A star from afar: Hillman is a media star in Japan. No doubt about that. He's found himself as much in demand by Japanese journalists as ballplayers with names like Ichiro, Nomo, Matsui or Matsuzaka are.
Baseball fans in Japan want to keep up with Hillman's doings almost as much as they want to keep up with what the players they exported to America are doing.
In Japan, fans worship the players. In Japan, they revere the managers.
That's something that the 45-year-old Hillman, who managed the Hokkaido Nippon Ham Fighters in Japan for five seasons, hasn't grown comfortable with -- the adulation.
"You're held in very high esteem," Hillman said. "It's nice, but with my personality, it's a little bit embarrassing to be honest with you."
He said when friends ask him about what stood out about his managing a baseball team in Japan, Hillman had no hesitation is providing the answer.
"The answer was the same for five years in Japan, and the answer is the same today," he said. "The most surprising thing to me about managing in Japan was the importance that they believed my position held while I was there."
Did you know: Hall of Famer George Brett has many team records that he's understandably proud of, but here's one he might like to see somebody else's name next to. With 235, Brett is the franchise's all-time leader in grounding into double plays. Hal McRae is No. 2 on the list with 165.
Webcasts available: Radio reports of Tuesday's game and all the Royals' Cactus League and regular-season games are now available as Web casts.
Fans can buy a subscription to hear live coverage of the exhibition season at royals.com.
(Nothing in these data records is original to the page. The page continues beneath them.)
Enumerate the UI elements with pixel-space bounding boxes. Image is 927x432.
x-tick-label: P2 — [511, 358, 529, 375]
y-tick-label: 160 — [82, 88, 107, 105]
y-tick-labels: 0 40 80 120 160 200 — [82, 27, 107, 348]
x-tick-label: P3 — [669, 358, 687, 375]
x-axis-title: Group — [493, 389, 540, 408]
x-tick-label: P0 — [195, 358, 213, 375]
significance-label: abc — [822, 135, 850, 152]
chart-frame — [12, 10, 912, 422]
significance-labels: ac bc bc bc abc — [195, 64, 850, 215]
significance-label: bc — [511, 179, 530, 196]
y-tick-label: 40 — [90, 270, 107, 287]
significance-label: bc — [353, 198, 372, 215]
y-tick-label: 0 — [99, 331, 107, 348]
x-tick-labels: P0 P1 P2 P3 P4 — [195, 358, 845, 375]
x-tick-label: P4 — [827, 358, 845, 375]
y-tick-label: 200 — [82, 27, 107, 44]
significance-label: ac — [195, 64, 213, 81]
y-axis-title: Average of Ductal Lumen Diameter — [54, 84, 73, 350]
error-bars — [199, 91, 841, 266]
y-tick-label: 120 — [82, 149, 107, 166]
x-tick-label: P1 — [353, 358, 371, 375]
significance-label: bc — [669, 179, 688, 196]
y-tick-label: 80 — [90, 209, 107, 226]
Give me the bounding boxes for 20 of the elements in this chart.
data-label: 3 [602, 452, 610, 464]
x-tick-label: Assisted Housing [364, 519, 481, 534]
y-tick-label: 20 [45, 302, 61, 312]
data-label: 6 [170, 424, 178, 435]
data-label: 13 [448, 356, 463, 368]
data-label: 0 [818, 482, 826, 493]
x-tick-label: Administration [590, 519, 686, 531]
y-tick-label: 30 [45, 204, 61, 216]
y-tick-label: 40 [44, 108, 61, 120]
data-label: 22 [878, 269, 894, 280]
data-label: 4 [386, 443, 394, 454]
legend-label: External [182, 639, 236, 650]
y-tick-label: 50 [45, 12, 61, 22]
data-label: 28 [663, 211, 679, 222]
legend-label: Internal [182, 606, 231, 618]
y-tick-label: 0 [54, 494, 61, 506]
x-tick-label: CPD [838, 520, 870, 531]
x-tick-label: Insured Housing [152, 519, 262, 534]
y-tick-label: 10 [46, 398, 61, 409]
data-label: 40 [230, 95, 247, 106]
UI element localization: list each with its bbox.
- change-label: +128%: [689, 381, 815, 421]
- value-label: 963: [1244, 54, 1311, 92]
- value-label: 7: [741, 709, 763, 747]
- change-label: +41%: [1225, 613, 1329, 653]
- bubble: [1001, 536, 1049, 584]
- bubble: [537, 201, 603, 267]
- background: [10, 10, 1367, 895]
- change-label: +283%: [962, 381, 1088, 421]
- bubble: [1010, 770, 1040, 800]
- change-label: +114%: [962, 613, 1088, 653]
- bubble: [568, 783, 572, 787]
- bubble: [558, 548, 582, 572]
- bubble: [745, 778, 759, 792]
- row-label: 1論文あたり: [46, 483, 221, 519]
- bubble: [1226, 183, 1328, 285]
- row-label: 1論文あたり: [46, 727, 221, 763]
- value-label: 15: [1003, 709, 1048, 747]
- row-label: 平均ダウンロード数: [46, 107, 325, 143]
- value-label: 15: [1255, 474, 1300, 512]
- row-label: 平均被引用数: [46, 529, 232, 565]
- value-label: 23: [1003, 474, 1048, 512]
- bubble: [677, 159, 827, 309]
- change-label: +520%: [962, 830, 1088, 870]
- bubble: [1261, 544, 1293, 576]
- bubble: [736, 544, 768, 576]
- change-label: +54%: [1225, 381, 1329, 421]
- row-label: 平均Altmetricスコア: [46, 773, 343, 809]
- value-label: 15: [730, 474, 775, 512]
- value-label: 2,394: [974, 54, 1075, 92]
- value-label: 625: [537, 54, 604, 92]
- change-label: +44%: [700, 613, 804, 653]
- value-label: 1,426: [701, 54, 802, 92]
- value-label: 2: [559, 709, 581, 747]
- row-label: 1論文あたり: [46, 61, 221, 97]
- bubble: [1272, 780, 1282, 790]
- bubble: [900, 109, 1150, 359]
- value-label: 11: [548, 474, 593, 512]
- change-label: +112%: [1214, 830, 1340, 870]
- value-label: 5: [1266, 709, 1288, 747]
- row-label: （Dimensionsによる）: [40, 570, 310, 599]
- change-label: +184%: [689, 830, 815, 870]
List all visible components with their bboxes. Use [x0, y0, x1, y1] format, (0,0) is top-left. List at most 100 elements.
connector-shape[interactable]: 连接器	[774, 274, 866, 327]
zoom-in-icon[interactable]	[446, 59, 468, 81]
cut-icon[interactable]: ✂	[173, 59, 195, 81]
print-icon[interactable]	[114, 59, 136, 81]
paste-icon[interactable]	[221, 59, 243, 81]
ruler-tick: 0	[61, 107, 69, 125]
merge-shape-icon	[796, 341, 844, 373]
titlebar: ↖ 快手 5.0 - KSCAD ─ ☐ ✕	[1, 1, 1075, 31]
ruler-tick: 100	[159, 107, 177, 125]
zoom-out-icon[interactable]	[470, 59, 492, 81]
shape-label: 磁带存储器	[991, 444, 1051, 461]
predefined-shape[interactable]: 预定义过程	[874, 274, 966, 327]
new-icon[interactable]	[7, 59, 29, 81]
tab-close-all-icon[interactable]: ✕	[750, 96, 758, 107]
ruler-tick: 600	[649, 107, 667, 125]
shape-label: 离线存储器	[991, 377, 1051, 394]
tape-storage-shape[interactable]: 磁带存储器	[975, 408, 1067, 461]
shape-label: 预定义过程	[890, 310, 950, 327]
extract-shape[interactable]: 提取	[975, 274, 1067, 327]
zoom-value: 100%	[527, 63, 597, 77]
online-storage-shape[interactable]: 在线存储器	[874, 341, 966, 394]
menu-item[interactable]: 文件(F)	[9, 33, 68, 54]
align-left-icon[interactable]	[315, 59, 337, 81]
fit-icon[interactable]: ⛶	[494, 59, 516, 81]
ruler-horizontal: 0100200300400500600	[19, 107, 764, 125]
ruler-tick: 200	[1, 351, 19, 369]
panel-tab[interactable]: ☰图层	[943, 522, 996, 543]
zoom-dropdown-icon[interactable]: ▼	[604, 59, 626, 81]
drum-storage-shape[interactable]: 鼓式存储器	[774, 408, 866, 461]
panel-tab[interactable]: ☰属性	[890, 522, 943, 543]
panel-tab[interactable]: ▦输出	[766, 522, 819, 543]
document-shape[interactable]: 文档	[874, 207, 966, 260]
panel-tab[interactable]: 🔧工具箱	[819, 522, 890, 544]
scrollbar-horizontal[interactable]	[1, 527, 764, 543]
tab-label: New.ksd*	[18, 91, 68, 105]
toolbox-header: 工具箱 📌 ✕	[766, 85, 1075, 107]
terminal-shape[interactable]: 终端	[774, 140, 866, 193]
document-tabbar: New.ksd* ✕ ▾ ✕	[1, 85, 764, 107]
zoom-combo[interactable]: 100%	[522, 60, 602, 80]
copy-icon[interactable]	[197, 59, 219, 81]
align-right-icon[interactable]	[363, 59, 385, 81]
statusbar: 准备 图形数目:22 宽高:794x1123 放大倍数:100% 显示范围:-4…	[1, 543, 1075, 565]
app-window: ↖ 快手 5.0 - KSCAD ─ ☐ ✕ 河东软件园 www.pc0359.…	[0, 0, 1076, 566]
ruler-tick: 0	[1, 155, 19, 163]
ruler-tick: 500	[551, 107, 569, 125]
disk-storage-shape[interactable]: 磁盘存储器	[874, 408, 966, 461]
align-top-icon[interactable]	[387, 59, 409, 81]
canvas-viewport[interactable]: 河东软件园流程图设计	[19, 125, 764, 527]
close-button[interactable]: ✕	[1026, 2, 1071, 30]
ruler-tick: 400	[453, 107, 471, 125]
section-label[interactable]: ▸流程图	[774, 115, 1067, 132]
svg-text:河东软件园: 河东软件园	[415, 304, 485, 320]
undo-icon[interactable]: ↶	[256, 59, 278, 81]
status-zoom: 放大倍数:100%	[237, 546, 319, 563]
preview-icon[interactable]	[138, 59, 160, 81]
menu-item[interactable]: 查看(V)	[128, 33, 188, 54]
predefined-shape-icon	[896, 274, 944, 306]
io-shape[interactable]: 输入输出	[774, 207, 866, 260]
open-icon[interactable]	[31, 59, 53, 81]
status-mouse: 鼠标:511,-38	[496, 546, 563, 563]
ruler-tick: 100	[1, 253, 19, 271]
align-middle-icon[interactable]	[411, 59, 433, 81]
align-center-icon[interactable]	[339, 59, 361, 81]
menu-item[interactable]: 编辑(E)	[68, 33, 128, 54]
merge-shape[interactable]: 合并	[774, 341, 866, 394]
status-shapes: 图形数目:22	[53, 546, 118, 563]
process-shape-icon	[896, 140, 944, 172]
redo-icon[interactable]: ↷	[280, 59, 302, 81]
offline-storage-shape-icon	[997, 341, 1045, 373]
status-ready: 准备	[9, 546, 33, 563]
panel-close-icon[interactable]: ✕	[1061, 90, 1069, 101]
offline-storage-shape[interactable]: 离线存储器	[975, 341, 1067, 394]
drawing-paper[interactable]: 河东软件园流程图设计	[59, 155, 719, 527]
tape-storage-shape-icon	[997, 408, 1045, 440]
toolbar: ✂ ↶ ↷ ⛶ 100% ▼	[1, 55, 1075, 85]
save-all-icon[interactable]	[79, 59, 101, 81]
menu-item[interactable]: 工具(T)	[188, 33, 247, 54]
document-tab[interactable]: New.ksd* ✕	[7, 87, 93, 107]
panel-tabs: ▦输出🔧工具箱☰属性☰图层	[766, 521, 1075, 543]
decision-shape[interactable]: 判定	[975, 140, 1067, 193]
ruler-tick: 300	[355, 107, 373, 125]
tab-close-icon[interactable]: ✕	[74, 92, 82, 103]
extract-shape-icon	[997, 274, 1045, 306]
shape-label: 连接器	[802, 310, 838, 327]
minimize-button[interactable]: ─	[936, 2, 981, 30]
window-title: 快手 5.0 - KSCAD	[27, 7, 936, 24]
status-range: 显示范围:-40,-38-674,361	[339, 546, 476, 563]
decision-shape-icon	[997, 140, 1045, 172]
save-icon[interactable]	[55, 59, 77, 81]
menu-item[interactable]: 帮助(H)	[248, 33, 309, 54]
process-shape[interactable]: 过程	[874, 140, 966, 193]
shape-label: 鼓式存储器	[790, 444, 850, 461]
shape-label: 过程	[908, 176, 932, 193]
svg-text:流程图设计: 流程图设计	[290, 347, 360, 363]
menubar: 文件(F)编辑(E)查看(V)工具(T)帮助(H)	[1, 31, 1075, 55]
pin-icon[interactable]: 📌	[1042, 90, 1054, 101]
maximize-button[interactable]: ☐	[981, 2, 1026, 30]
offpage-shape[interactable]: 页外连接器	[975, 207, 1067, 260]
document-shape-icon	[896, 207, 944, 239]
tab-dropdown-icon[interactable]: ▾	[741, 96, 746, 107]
To sign up, click on Multimedia and then go to Gameday Audio. The multimedia feature costs $14.95, and the package includes broadcasts of the team's 162 regular-season games, plus the Major League Baseball postseason games.
Steve Stewart will provide play-by-play of the Cactus League games not carried on the Royals Radio Network. During the Web cast, Stewart will be joined by other broadcasters and Royals baseball operations officials. Fans can interact with the booth on the web at firstname.lastname@example.org.
Back in action, maybe: First baseman Ryan Shealy, who returned to camp on Monday after being bedridden with the flu, has ground to make up in his battle to win a spot on the Opening Day roster. Shealy is expected join his teammates on Wednesday for their road trip to Scottsdale, Ariz.
"I've got him on the travel list for tomorrow," Hillman said. "We'll see how he feels today and make a decision."
Odds 'n' ends: Pitcher Brian Bannister kicked off the first Web chat on royals.com on Tuesday. The Web chat will be a monthly feature for the Royals' site, and different players will be called on to share their thoughts with fans. ... The Royals will meet the Rockies just once more this spring. The teams play in Surprise, Ariz., on Friday. ... Right-hander Brett Tomko was the first Royals pitcher to bat this spring. He went hitless in the at-bat. Tomko was lucky enough to have a second at-bat, though he fared no better.
Quotable: "I don't think there's been a whole lot of games in my whole career that I haven't been nervous." -- Tomko, after his first Cactus League start
Up next: The Royals travel to Scottsdale Stadium to take on the Giants. Right-hander Gil Meche will start for the Royals, and Meche will face Barry Zito. Hideo Nomo, Jimmy Gobble and Chin-hui Tsao are also expected to take the mound for the Royals.